Inside and Science Fiction Advertiser
Inside and Science Fiction Advertiser
This title resulted from a merger of two 1950s fanzines: Ron Smith’s Inside and Roy Squires' Science Fiction Advertiser. It featured early Science Fiction/Fantasy-related literary criticism. This type of analysis was especially significant because it was occurring in an era before the genres had begun to receive serious attention in scholarly literature. The editorship was later passed to Leland Sapiro, who renamed the publication Riverside Quarterly in 1964. RQ continued to focus on academically-minded criticism. In 1956, Inside and Science Fiction Advertiser won the Best Fanzine Hugo award; it was the second publication to receive this distinction.
Light
Light
Light was a long-running Canadian fanzine published by dedicated Science Fiction fan Leslie Croutch. He began to self-publish fanzines in the 1930s from his home in Parry Sound, Ontario. Croutch initially used a hectograph to produce 5-10 copies of each issue. He switched to mimeograph in 1942 and increased his print runs. His first creation, Croutch Magazine Mart News is recognized as the second Canadian fanzine. The first issue of Light appeared in 1941 and the publication continued for three decades. An avid self-publisher who stated that he had mimeo ink in his veins, Croutch produced 175 issues in ~276 months. Light provided a way for Croutch to share his interests with likeminded individuals; the issues often included pieces of Croutch's own SF-related creative and critical writing.
Locus
Locus
Locus was a highly regarded Science Fiction publication. It was nominated for the Best Fanzine Hugo award 13 times and won on 8 occasions. It was an example of a publication that began life as an amateur mimeographed newszine and, later, became a professional journal. In its early days, Locus a single double-sided sheet long and had a minimalistic format that allowed it to be produced quickly and cheaply. For this reason, it maintained a reliable bi-weekly schedule and became a go-to news source for the fan community.
Luna
Luna
A newszine that was published from 1969-1977 by Frank and Ann Dietz.

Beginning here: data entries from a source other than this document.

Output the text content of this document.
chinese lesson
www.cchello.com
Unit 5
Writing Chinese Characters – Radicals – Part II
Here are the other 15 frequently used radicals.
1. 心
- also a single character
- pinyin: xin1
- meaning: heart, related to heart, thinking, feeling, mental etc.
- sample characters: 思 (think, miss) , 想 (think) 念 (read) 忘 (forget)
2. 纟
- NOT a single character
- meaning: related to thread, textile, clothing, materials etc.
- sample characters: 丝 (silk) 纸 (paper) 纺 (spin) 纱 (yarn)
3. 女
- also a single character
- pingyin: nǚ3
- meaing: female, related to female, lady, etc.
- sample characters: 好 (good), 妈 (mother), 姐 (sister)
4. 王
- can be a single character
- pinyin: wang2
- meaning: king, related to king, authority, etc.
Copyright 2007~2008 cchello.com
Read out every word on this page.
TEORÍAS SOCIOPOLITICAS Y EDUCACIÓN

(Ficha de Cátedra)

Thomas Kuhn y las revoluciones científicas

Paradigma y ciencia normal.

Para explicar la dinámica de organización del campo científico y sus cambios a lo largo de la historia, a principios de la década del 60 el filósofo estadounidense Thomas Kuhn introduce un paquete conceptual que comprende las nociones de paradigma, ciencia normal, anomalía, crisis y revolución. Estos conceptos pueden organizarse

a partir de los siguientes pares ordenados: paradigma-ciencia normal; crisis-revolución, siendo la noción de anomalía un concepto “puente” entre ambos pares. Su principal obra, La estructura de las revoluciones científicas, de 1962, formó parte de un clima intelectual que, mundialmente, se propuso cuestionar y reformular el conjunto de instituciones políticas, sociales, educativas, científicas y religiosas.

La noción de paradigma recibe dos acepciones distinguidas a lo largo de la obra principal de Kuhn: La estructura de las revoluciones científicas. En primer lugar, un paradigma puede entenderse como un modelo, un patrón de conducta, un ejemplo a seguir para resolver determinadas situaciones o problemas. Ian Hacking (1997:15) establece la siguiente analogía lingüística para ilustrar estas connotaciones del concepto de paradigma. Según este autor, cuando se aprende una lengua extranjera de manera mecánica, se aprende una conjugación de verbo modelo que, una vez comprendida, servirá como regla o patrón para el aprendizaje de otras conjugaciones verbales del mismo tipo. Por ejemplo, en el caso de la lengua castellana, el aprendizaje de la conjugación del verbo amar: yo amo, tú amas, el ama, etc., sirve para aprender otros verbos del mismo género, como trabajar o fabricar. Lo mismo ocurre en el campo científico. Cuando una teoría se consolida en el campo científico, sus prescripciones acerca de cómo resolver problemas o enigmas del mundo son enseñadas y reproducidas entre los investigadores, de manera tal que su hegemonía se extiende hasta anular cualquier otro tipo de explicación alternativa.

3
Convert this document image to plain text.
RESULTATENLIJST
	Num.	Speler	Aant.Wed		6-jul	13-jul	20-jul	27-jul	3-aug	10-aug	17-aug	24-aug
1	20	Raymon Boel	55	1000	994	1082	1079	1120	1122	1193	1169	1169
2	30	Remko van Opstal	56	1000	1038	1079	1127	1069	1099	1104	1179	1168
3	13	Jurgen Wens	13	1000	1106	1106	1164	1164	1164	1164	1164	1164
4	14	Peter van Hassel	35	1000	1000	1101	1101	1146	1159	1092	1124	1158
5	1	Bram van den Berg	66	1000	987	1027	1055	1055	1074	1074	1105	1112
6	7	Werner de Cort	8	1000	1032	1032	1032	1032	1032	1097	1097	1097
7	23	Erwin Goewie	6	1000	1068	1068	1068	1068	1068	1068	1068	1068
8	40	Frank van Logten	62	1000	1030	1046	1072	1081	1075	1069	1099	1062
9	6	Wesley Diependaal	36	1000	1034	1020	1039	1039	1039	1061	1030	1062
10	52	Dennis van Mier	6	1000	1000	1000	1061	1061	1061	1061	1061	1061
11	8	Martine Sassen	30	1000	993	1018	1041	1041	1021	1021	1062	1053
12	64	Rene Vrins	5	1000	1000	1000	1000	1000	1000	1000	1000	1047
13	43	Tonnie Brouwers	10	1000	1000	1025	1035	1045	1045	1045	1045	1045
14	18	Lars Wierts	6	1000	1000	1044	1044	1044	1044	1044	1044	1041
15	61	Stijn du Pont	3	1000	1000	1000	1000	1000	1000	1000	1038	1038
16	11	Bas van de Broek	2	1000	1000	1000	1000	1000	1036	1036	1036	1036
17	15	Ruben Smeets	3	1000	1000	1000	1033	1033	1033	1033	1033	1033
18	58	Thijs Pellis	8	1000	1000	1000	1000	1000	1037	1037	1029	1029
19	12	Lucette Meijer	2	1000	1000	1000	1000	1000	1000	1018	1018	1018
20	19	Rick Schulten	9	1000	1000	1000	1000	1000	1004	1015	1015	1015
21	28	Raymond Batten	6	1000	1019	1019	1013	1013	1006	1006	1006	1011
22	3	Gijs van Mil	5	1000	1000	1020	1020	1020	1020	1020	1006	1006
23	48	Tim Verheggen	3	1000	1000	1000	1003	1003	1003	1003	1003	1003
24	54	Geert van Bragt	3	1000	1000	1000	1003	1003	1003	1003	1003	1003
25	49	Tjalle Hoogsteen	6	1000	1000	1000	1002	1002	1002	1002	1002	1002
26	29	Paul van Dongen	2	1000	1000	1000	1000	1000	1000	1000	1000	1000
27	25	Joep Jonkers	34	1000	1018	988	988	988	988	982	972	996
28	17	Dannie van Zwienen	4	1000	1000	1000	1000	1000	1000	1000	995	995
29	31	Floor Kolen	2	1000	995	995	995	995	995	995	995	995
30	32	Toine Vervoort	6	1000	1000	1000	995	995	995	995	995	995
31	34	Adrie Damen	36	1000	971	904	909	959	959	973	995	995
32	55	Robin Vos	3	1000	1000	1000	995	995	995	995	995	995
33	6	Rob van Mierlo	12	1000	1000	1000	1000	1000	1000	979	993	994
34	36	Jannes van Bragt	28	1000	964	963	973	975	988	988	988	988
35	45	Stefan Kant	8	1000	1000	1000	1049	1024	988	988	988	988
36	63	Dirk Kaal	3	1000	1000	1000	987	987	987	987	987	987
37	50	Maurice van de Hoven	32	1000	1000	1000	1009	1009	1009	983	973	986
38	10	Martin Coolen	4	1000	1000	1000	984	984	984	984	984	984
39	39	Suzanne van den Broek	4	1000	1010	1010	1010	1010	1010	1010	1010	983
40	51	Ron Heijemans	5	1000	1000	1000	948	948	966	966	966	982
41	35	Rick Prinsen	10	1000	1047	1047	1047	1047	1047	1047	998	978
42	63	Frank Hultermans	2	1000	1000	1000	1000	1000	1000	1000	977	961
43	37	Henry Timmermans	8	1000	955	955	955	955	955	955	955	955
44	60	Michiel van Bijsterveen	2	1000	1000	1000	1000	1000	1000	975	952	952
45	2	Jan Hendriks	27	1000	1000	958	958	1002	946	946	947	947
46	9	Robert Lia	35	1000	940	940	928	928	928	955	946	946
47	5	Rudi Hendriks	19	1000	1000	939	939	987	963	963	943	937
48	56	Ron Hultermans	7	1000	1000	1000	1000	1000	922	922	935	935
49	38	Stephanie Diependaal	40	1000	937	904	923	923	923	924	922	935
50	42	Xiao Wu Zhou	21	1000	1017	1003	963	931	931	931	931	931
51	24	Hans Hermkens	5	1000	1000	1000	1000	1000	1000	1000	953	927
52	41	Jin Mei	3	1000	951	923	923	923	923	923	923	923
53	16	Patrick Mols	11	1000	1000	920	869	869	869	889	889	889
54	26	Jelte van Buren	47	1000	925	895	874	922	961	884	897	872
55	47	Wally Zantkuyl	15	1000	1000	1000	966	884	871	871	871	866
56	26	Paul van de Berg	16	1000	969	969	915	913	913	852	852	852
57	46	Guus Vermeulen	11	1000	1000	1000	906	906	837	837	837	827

It focused on current events in the contemporary Science Fiction scene and also included reviews and interviews. As well, it featured information about international SF happenings, which was less common in zines at the time. Luna Monthly began life as an octavo-sized lithographed publication, but transitioned to being typeset in 1971.
Mimosa
Mimosa
Like Yandro, Mimosa was also published by a husband and wife team: Richard and Nicki Lynch. The couple was actively involved in the SF fan community and Mimosa's content reflected that involvement; it predominantly contained content about SF fan culture and the history of fandom. It was a highly regarded publication in the fanzine community; it was nominated for the best fanzine Hugo award every year from 1991 to 2004, winning in 1992, 1993, 1994, 1997, 1998, and 2003. Mimosa also featured the work of Sharon N. Farber, who was nominated for the Hugo Fan Writer award from 1994–97.
Nyctalops
Nyctalops
A 1970s-80s fanzine edited by Harry O. Morris and Edward Berglund. It was inspired by the weird fiction of H.P. Lovecraft and his contemporaries and contained critical essays about their work. The zine also printed fantasy/horror artwork and fiction and was especially noteworthy for containing the early short stories of American philosophical horror author Thomas Ligotti. 19 issues of Nyctalops were published.